CTS2 is designed to allow clinical data managers and application development teams to separate the effort of deploying and maintaining terminology assets from their business-—whether in order to outsource it, enable internal reuse, better communicate with partners, or just layer the application architecture to protect components from change.
For example, imagine you are responsible for an application that uses country codes. You can hunt down a set of codes (there are several), and you may find the information necessary to choose the correct one for your purpose. Part of that information will be the change control schedule: where do you go for updates, and how often do you need to do so? How does your application expect to see deprecated values? Other information may address translation and mapping issues: does your application need the 2-character or the 3-character ISO codes? Perhaps you have a partner that uses FIPS codes, and you need to translate. For a more complex example, your value set may be defined by a rule rather than an explicit list; e.g., “all of the SNOMED CT concepts that are infections and have associated devices.” Now even your simple consumption use case is complex: it can’t just look up a code because the allowed values are subject to rules: you have to infer them. Then, when SNOMED CT is updated, the value set changes, and your application will need to know that—even if the subject matter expert in charge of the value set isn’t around to let you know.
You may need to build functionality to manage discovery, loading, updates, translations, deprecation, inference, and validation, and you can do this for the dozens or hundreds of lists you need—each with its own formats, labels, release schedules, rules—and, possibly, translation maps. For each of these tasks, CTS2 has already performed the analysis and designed the interface. If you use these defined interface definitions, you’ll be able to communicate effectively with others who have implemented the standard, internally and externally.
Why use the CTS2 terminology service?
Services to be used exclusively inside an organization can adopt any design that is convenient, though ensuring the various teams use a consistent design can be a challenge. But outside of an organization, services are valuable only if business partners understand them.
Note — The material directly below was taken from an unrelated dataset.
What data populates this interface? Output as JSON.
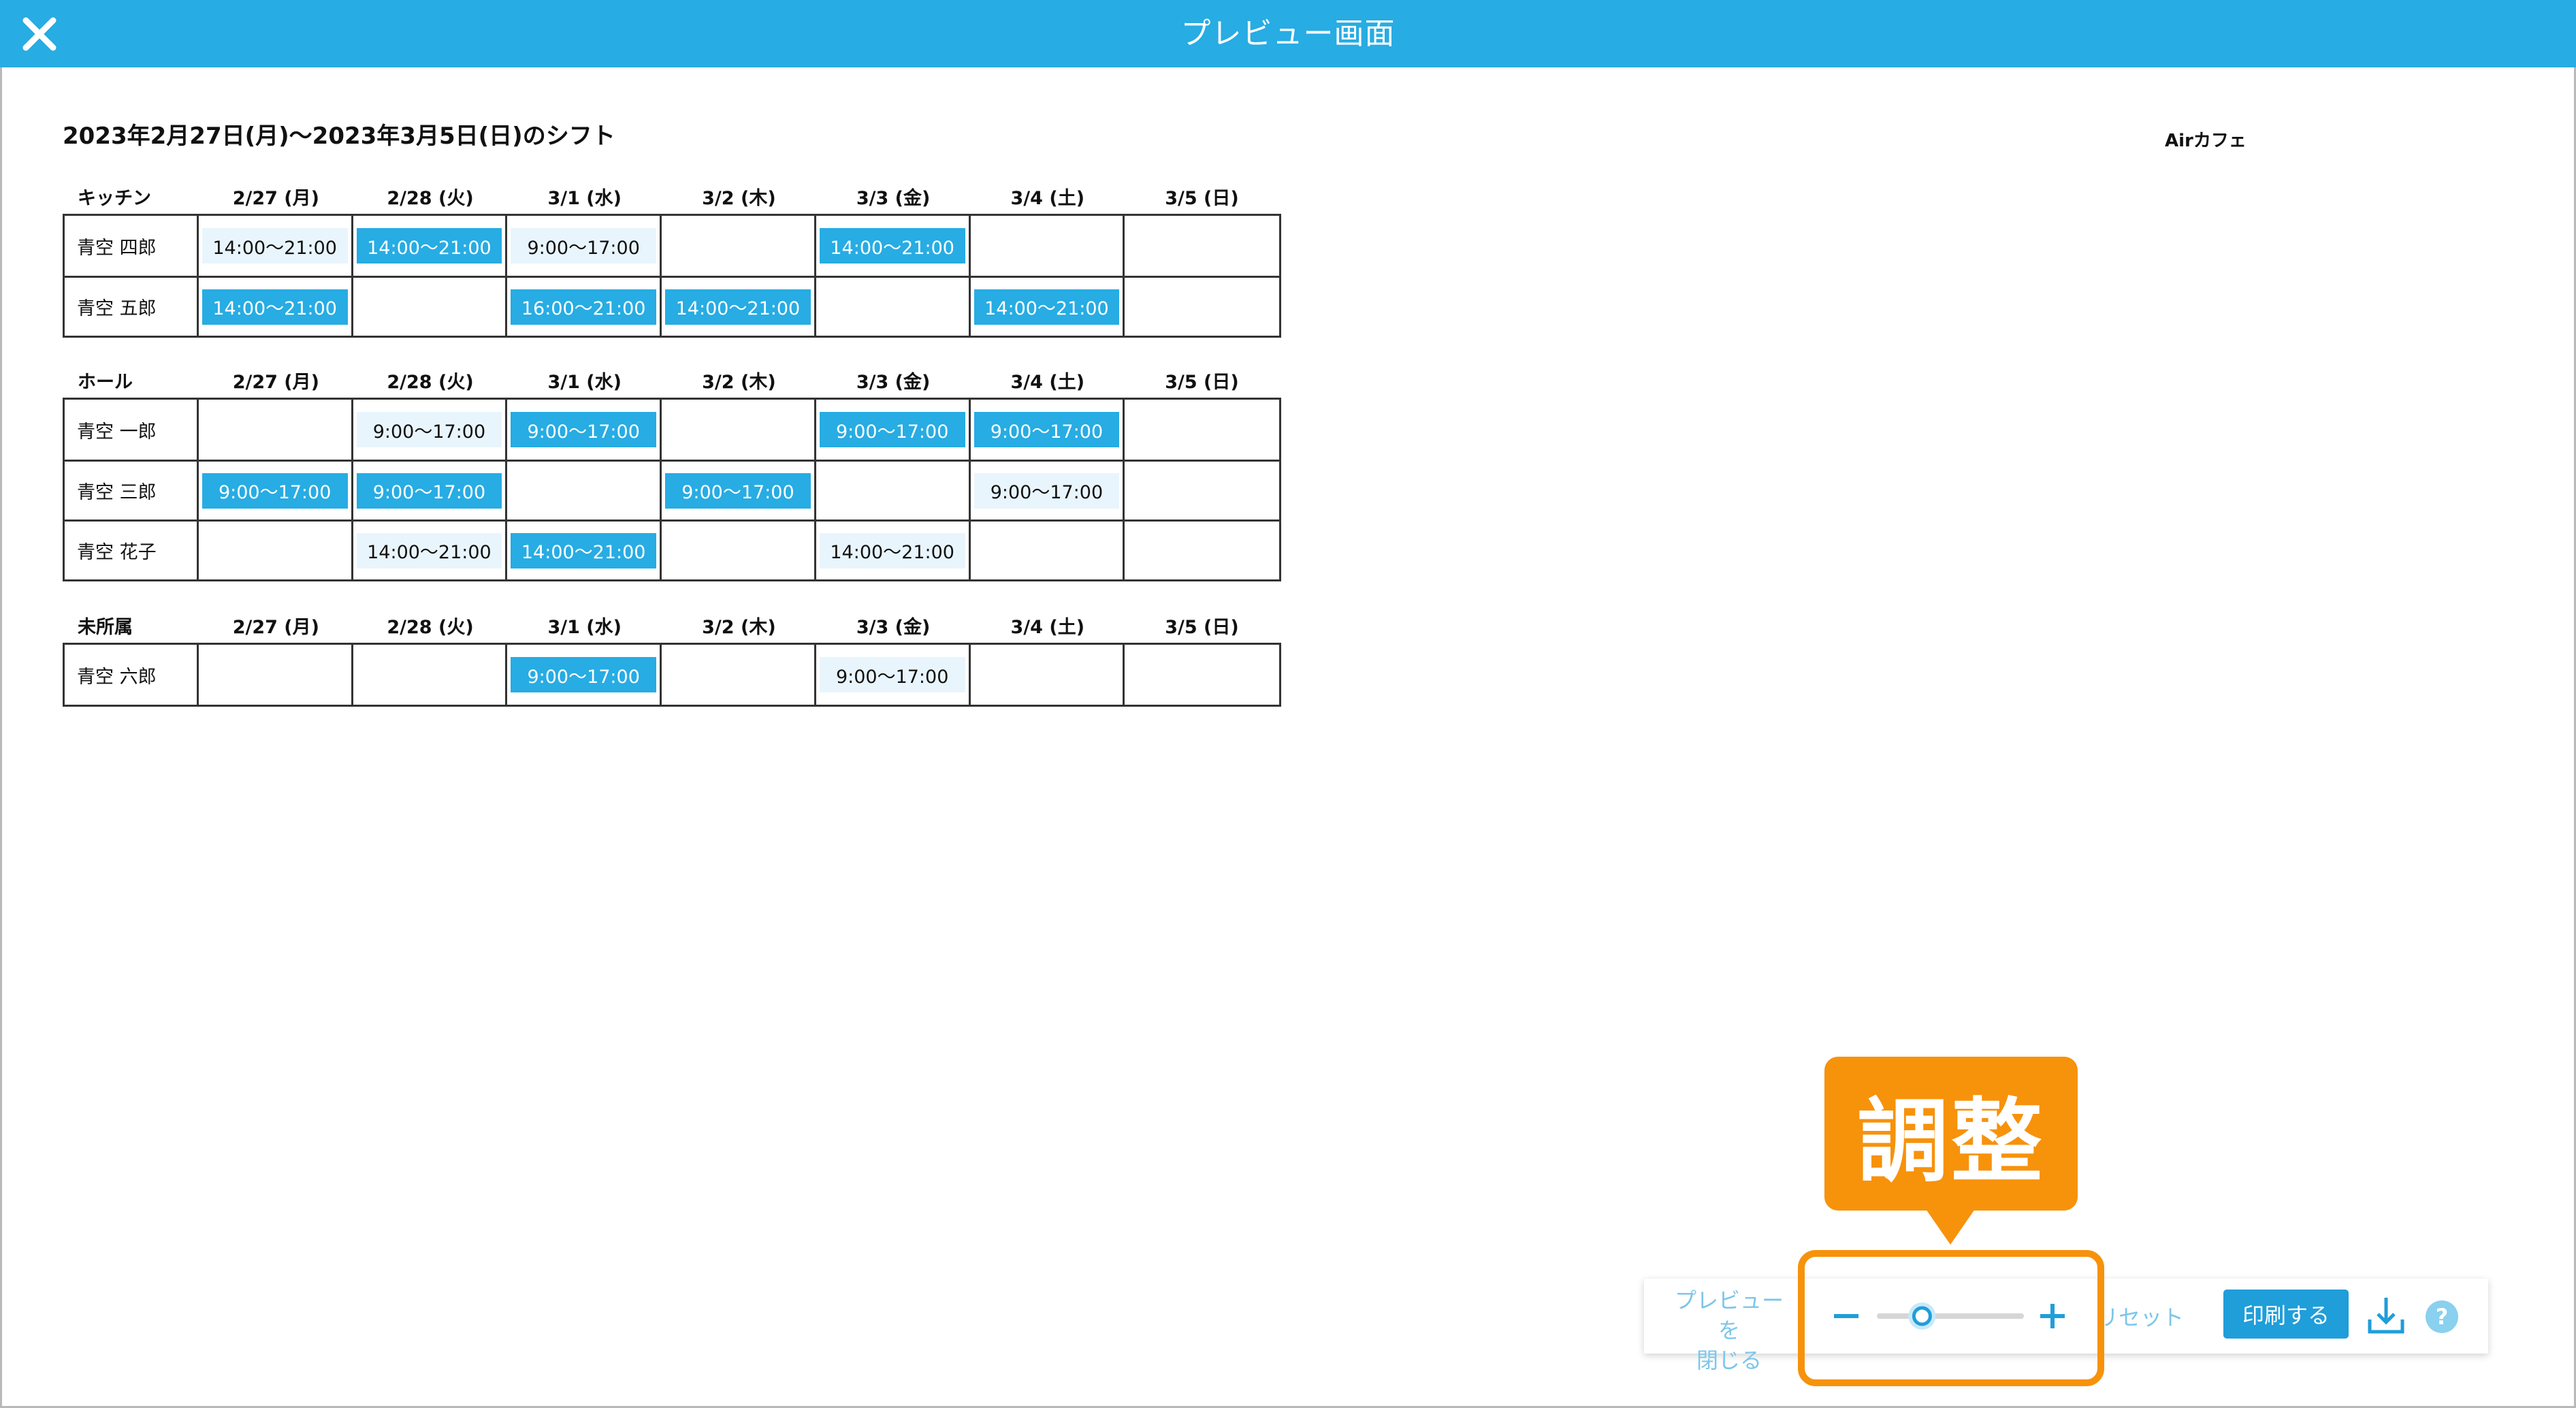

Communication standards (like fax machines) benefit from the “network effect,” where the more widely adopted a tool is, the more valuable it becomes.
CTS2 is a balloted standard, with requirements developed by Health Level 7 (HL7), the leading health informatics standards development organization, and design by the Object Management Group (OMG), a leading computer standards consortium.
CTS2 is modular. You can implement exactly as much of it as you have a business case to justify, and you can postpone, delegate, or ignore the rest. Prior to the publication of CTS2, Integrating the Healthcare Enterprise (IHE) created a “profile” called Sharing Value Sets (SVS) that implements two terminology services (value set retrieval and value set query). Several organizations have implemented this profile, finding it appealing because of its small size. Unfortunately, the implementation is different from CTS2.
However, because CTS2 is modular, it’s quite possible to build out from these high-demand services to more specialized ones, and to approach the decision of whether and when to migrate services already built in SVS only when it makes sense to do so. This can be done whether these initial services were built with SVS or CTS2. This flexibility is a central part of CTS2’s modular design, supporting a “linear value proposition” (as suggested by Charlie Mead); i.e., you don’t need to implement the entire standard, but just what you need and have resources for. If you later decide you need more functionality, you can increase your investment at the level and rate you choose.
CTS2 is lightweight. The CTS2/doc/architecture leverages RESTful design to make client method calls simpler and to make resources discoverable.
Speaking of ease of implementation, you may also wonder if you could simply use an existing product to manage and serve your terminology needs. You absolutely can: the software you choose to build or buy is a separate question from that of what the interfaces should look like. The standard only addresses how software components communicate, so it is quite feasible to choose products that support CTS2, or to wrap APIs from homegrown applications in CTS2-compliant interfaces. This can be done incrementally, on an as-needed basis.
However, software vendors implement features (like CTS2 interfaces) when their customers require them, so do be sure to let your vendor know you're interested in products that support interoperability with standards, including CTS2.